2016 election, Hillary Rodham Clinton and Tim Kaine

  • 2016Trump is the fifth president to have won the electoral college but lost the popular vote. He follows John Quincy Adams (1824), Rutherford B. Hayes (1876), Benjamin Harrison (1888), and George W. Bush (2000).   Although Adams was elected before the modern alignment of political parties, the others are all Republicans.
  • Although Trump lost the popular vote, his electoral college total of 306 is the largest for a Republican since George H. W. Bush, who won 426 electoral votes in 1988. Trump was the first Republican to carry Michigan and Pennsylvania since Bush in 1988, and the first to carry Wisconsin since Reagan in 1984.
  • Ohio continues to be a bellwether; it last supported a losing candidate in 1960, when the state supported Richard Nixon against John F. Kennedy.
  • Conversely, Nevada, by supporting Clinton, ended a streak of supporting the winner that went back to 1980; it last supported the loser when it voted for Ford over Carter in 1976.
  • Both candidates, Donald Trump and Hillary Clinton, were from New York. This is the sixth time that both major candidates were from the same state, following 1860 (Illinois, Abraham Lincoln and Stephen Douglas), 1904 (New York, T. Roosevelt and Alton B. Parker), 1920 (Ohio, Warren Harding and James Cox), 1940 (New York, F.D. Roosevelt and Willkie), and 1944 (New York, F.D. Roosevelt and Dewey).

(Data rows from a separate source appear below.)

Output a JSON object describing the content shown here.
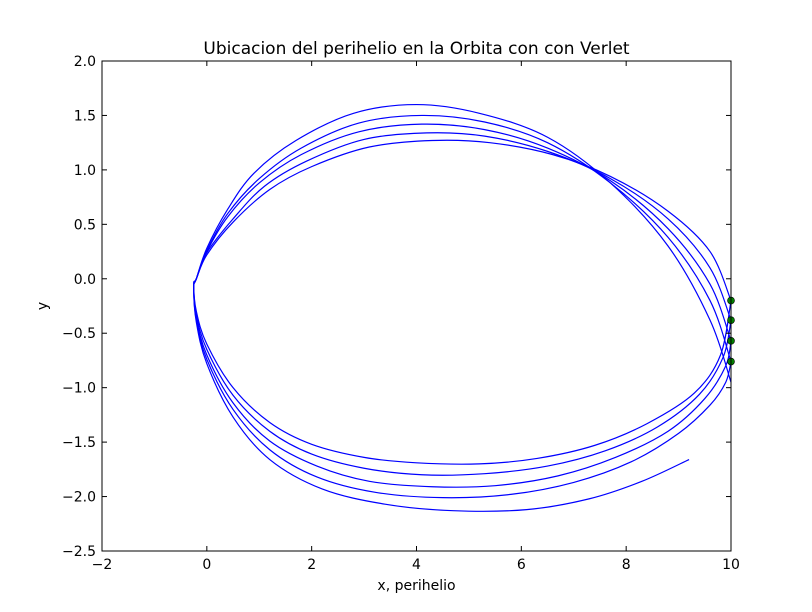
{
  "chart_data": {
    "type": "line",
    "title": "Ubicacion del perihelio en la Orbita con con Verlet",
    "xlabel": "x, perihelio",
    "ylabel": "y",
    "xlim": [
      -2,
      10
    ],
    "ylim": [
      -2.5,
      2.0
    ],
    "xticks": [
      -2,
      0,
      2,
      4,
      6,
      8,
      10
    ],
    "yticks": [
      -2.5,
      -2.0,
      -1.5,
      -1.0,
      -0.5,
      0.0,
      0.5,
      1.0,
      1.5,
      2.0
    ],
    "xtick_labels": [
      "−2",
      "0",
      "2",
      "4",
      "6",
      "8",
      "10"
    ],
    "ytick_labels": [
      "−2.5",
      "−2.0",
      "−1.5",
      "−1.0",
      "−0.5",
      "0.0",
      "0.5",
      "1.0",
      "1.5",
      "2.0"
    ],
    "grid": false,
    "legend": "none",
    "colors": {
      "orbit": "#0000ff",
      "perihelion": "#008000"
    },
    "series": [
      {
        "kind": "line",
        "color": "#0000ff",
        "orbits": [
          {
            "x": [
              10.0,
              9.6,
              8.8,
              7.7,
              6.6,
              5.4,
              4.3,
              3.1,
              2.0,
              1.2,
              0.5,
              0.0,
              -0.2,
              -0.25,
              -0.2,
              0.0,
              0.5,
              1.2,
              2.0,
              3.0,
              4.0,
              5.2,
              6.3,
              7.4,
              8.4,
              9.3,
              9.8,
              10.0
            ],
            "y": [
              -0.2,
              0.25,
              0.62,
              0.94,
              1.14,
              1.25,
              1.27,
              1.21,
              1.03,
              0.82,
              0.52,
              0.22,
              0.0,
              -0.05,
              -0.3,
              -0.6,
              -1.0,
              -1.32,
              -1.52,
              -1.64,
              -1.69,
              -1.7,
              -1.65,
              -1.53,
              -1.33,
              -1.05,
              -0.7,
              -0.2
            ]
          },
          {
            "x": [
              10.0,
              9.6,
              8.8,
              7.7,
              6.5,
              5.3,
              4.2,
              3.0,
              1.9,
              1.1,
              0.5,
              0.0,
              -0.2,
              -0.25,
              -0.2,
              0.0,
              0.5,
              1.2,
              2.0,
              3.0,
              4.1,
              5.3,
              6.5,
              7.6,
              8.6,
              9.4,
              9.85,
              10.0
            ],
            "y": [
              -0.38,
              0.1,
              0.55,
              0.92,
              1.17,
              1.31,
              1.34,
              1.28,
              1.08,
              0.85,
              0.55,
              0.24,
              0.0,
              -0.06,
              -0.33,
              -0.65,
              -1.07,
              -1.4,
              -1.61,
              -1.74,
              -1.8,
              -1.79,
              -1.72,
              -1.58,
              -1.36,
              -1.06,
              -0.72,
              -0.38
            ]
          },
          {
            "x": [
              10.0,
              9.6,
              8.8,
              7.7,
              6.5,
              5.3,
              4.1,
              2.9,
              1.8,
              1.0,
              0.4,
              0.0,
              -0.2,
              -0.25,
              -0.2,
              0.0,
              0.5,
              1.2,
              2.1,
              3.1,
              4.3,
              5.5,
              6.7,
              7.8,
              8.8,
              9.5,
              9.9,
              10.0
            ],
            "y": [
              -0.57,
              -0.05,
              0.46,
              0.9,
              1.2,
              1.37,
              1.42,
              1.35,
              1.14,
              0.88,
              0.57,
              0.25,
              0.0,
              -0.07,
              -0.36,
              -0.7,
              -1.14,
              -1.49,
              -1.72,
              -1.86,
              -1.91,
              -1.9,
              -1.81,
              -1.64,
              -1.4,
              -1.1,
              -0.8,
              -0.57
            ]
          },
          {
            "x": [
              10.0,
              9.6,
              8.8,
              7.7,
              6.5,
              5.3,
              4.1,
              2.9,
              1.8,
              1.0,
              0.4,
              0.0,
              -0.2,
              -0.25,
              -0.2,
              0.0,
              0.5,
              1.2,
              2.1,
              3.2,
              4.5,
              5.8,
              7.0,
              8.1,
              9.0,
              9.6,
              9.9,
              10.0
            ],
            "y": [
              -0.76,
              -0.2,
              0.38,
              0.88,
              1.25,
              1.44,
              1.5,
              1.43,
              1.2,
              0.92,
              0.6,
              0.26,
              0.0,
              -0.08,
              -0.38,
              -0.74,
              -1.2,
              -1.57,
              -1.82,
              -1.96,
              -2.01,
              -1.98,
              -1.87,
              -1.68,
              -1.42,
              -1.16,
              -0.95,
              -0.76
            ]
          },
          {
            "x": [
              10.0,
              9.6,
              8.8,
              7.7,
              6.5,
              5.2,
              4.0,
              2.8,
              1.7,
              0.9,
              0.4,
              0.0,
              -0.2,
              -0.25,
              -0.2,
              0.0,
              0.5,
              1.2,
              2.2,
              3.4,
              4.7,
              6.1,
              7.3,
              8.3,
              9.2
            ],
            "y": [
              -0.95,
              -0.38,
              0.3,
              0.88,
              1.3,
              1.52,
              1.6,
              1.52,
              1.27,
              0.97,
              0.64,
              0.28,
              0.0,
              -0.09,
              -0.4,
              -0.78,
              -1.27,
              -1.66,
              -1.93,
              -2.07,
              -2.13,
              -2.12,
              -2.02,
              -1.86,
              -1.66
            ]
          }
        ]
      },
      {
        "kind": "scatter",
        "color": "#008000",
        "x": [
          10.0,
          10.0,
          10.0,
          10.0
        ],
        "y": [
          -0.2,
          -0.38,
          -0.57,
          -0.76
        ]
      }
    ]
  }
}
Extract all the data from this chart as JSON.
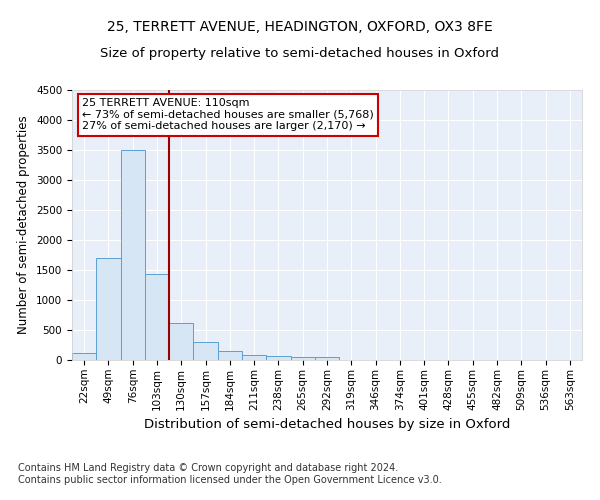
{
  "title": "25, TERRETT AVENUE, HEADINGTON, OXFORD, OX3 8FE",
  "subtitle": "Size of property relative to semi-detached houses in Oxford",
  "xlabel": "Distribution of semi-detached houses by size in Oxford",
  "ylabel": "Number of semi-detached properties",
  "bin_labels": [
    "22sqm",
    "49sqm",
    "76sqm",
    "103sqm",
    "130sqm",
    "157sqm",
    "184sqm",
    "211sqm",
    "238sqm",
    "265sqm",
    "292sqm",
    "319sqm",
    "346sqm",
    "374sqm",
    "401sqm",
    "428sqm",
    "455sqm",
    "482sqm",
    "509sqm",
    "536sqm",
    "563sqm"
  ],
  "bin_values": [
    125,
    1700,
    3500,
    1430,
    610,
    300,
    155,
    90,
    65,
    50,
    50,
    0,
    0,
    0,
    0,
    0,
    0,
    0,
    0,
    0,
    0
  ],
  "bar_color": "#d6e6f5",
  "bar_edge_color": "#5a9fd4",
  "subject_line_color": "#990000",
  "annotation_text": "25 TERRETT AVENUE: 110sqm\n← 73% of semi-detached houses are smaller (5,768)\n27% of semi-detached houses are larger (2,170) →",
  "annotation_box_color": "#ffffff",
  "annotation_box_edge_color": "#cc0000",
  "ylim": [
    0,
    4500
  ],
  "footer": "Contains HM Land Registry data © Crown copyright and database right 2024.\nContains public sector information licensed under the Open Government Licence v3.0.",
  "title_fontsize": 10,
  "subtitle_fontsize": 9.5,
  "ylabel_fontsize": 8.5,
  "xlabel_fontsize": 9.5,
  "tick_fontsize": 7.5,
  "annotation_fontsize": 8,
  "footer_fontsize": 7
}
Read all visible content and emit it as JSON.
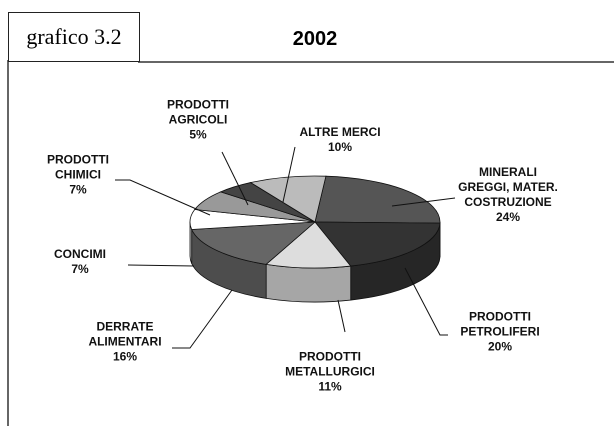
{
  "chart_data": {
    "type": "pie3d",
    "label": "grafico 3.2",
    "title": "2002",
    "categories": [
      "MINERALI GREGGI, MATER. COSTRUZIONE",
      "PRODOTTI PETROLIFERI",
      "PRODOTTI METALLURGICI",
      "DERRATE ALIMENTARI",
      "CONCIMI",
      "PRODOTTI CHIMICI",
      "PRODOTTI AGRICOLI",
      "ALTRE MERCI"
    ],
    "values": [
      24,
      20,
      11,
      16,
      7,
      7,
      5,
      10
    ],
    "value_labels": [
      "24%",
      "20%",
      "11%",
      "16%",
      "7%",
      "7%",
      "5%",
      "10%"
    ],
    "colors": [
      "#555555",
      "#333333",
      "#dddddd",
      "#666666",
      "#ffffff",
      "#999999",
      "#444444",
      "#bbbbbb"
    ]
  }
}
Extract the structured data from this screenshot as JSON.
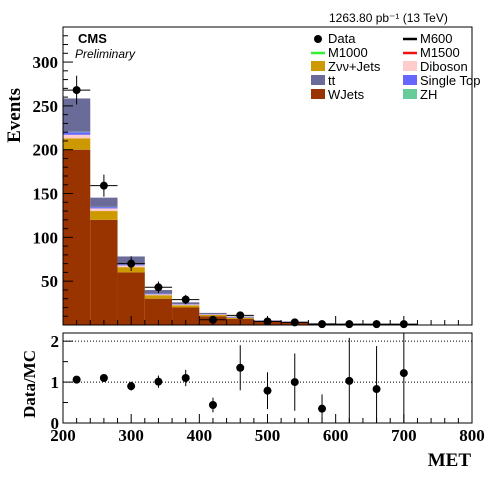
{
  "lumi_label": "1263.80 pb⁻¹ (13 TeV)",
  "experiment": "CMS",
  "status": "Preliminary",
  "colors": {
    "wjets": "#993300",
    "ttbar": "#6b6b99",
    "znunu": "#cc9900",
    "diboson": "#ffcccc",
    "singletop": "#6666ff",
    "zh": "#66cc99",
    "m1000": "#33ee33",
    "m1500": "#ee1111",
    "m600": "#000000"
  },
  "chart_data": [
    {
      "type": "bar",
      "stacked": true,
      "ylabel": "Events",
      "xlim": [
        200,
        800
      ],
      "ylim": [
        0,
        340
      ],
      "y_ticks": [
        50,
        100,
        150,
        200,
        250,
        300
      ],
      "bin_edges": [
        200,
        240,
        280,
        320,
        360,
        400,
        440,
        480,
        520,
        560,
        600,
        640,
        680,
        720,
        760,
        800
      ],
      "series": [
        {
          "name": "WJets",
          "key": "wjets",
          "values": [
            200,
            120,
            60,
            30,
            20,
            10,
            7,
            4,
            3,
            1.5,
            1,
            0.6,
            0.4,
            0.3,
            0.2
          ]
        },
        {
          "name": "Zνν+Jets",
          "key": "znunu",
          "values": [
            13,
            10,
            6,
            4,
            2.5,
            1.5,
            1,
            0.6,
            0.4,
            0.3,
            0.2,
            0.1,
            0.1,
            0.1,
            0.1
          ]
        },
        {
          "name": "Diboson",
          "key": "diboson",
          "values": [
            4,
            3,
            2,
            1,
            0.8,
            0.5,
            0.3,
            0.2,
            0.2,
            0.1,
            0.1,
            0.1,
            0,
            0,
            0
          ]
        },
        {
          "name": "Single Top",
          "key": "singletop",
          "values": [
            3,
            1.5,
            1,
            0.8,
            0.5,
            0.3,
            0.2,
            0.1,
            0.1,
            0.1,
            0,
            0,
            0,
            0,
            0
          ]
        },
        {
          "name": "ZH",
          "key": "zh",
          "values": [
            0.5,
            0.3,
            0.2,
            0.1,
            0.1,
            0,
            0,
            0,
            0,
            0,
            0,
            0,
            0,
            0,
            0
          ]
        },
        {
          "name": "tt",
          "key": "ttbar",
          "values": [
            38,
            10.5,
            9,
            4,
            2,
            1.5,
            1,
            0.6,
            0.4,
            0.3,
            0.2,
            0.2,
            0.1,
            0.1,
            0.1
          ]
        }
      ],
      "data_points": {
        "name": "Data",
        "x": [
          220,
          260,
          300,
          340,
          380,
          420,
          460,
          500,
          540,
          580,
          620,
          660,
          700
        ],
        "y": [
          268,
          159,
          70,
          43,
          29,
          6,
          11,
          4,
          3,
          1,
          1,
          1,
          1
        ],
        "err": [
          16.4,
          12.6,
          8.4,
          6.6,
          5.4,
          2.4,
          3.3,
          2,
          1.7,
          1,
          1,
          1,
          1
        ]
      },
      "legend": [
        {
          "name": "Data",
          "key": "data",
          "style": "marker"
        },
        {
          "name": "M600",
          "key": "m600",
          "style": "line"
        },
        {
          "name": "M1000",
          "key": "m1000",
          "style": "line"
        },
        {
          "name": "M1500",
          "key": "m1500",
          "style": "line"
        },
        {
          "name": "Zνν+Jets",
          "key": "znunu",
          "style": "fill"
        },
        {
          "name": "Diboson",
          "key": "diboson",
          "style": "fill"
        },
        {
          "name": "tt",
          "key": "ttbar",
          "style": "fill"
        },
        {
          "name": "Single Top",
          "key": "singletop",
          "style": "fill"
        },
        {
          "name": "WJets",
          "key": "wjets",
          "style": "fill"
        },
        {
          "name": "ZH",
          "key": "zh",
          "style": "fill"
        }
      ]
    },
    {
      "type": "scatter",
      "xlabel": "MET",
      "ylabel": "Data/MC",
      "xlim": [
        200,
        800
      ],
      "ylim": [
        0,
        2.2
      ],
      "y_ticks": [
        0,
        1,
        2
      ],
      "x_ticks": [
        200,
        300,
        400,
        500,
        600,
        700,
        800
      ],
      "x": [
        220,
        260,
        300,
        340,
        380,
        420,
        460,
        500,
        540,
        580,
        620,
        660,
        700
      ],
      "y": [
        1.06,
        1.1,
        0.9,
        1.01,
        1.1,
        0.44,
        1.35,
        0.79,
        1.0,
        0.35,
        1.03,
        0.83,
        1.22
      ],
      "err": [
        0.07,
        0.09,
        0.11,
        0.15,
        0.2,
        0.18,
        0.55,
        0.45,
        0.7,
        0.35,
        1.05,
        1.05,
        1.2
      ]
    }
  ]
}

  • Assuming Barack Obama completes his final weeks in office, it will complete a span of three presidents each serving two complete four-year terms. The only other time this has occurred is Jefferson, Madison and Monroe from 1801-25.  In fact, at no other time have even two eight-year presidencies followed each other.
  • hillary-and-kaineHillary Rodham Clinton was the first woman to be nominated for president by a major party, as well as the first spouse of a former president to herself be nominated. Had she been elected, she would have likewise been the first president to hold either distinction.
    • Likewise, Bill Clinton would have been the first “first gentleman.”
    • Clinton also would have been the first president to be a graduate of Wellesley College (which is after all an all-women’s college).
  • Clinton also would have been the first former secretary of state to serve as president since James Buchanan; she was the first to be nominated for president since Republican James G. Blaine in 1884.
  • Tim Kaine, Clinton’s running mate, would have been the third resident of Virginia to serve as vice president, following Jefferson and Tyler. Born in St. Paul, Minnesota, he would have been the second vice president to be born in that state, following Walter Mondale.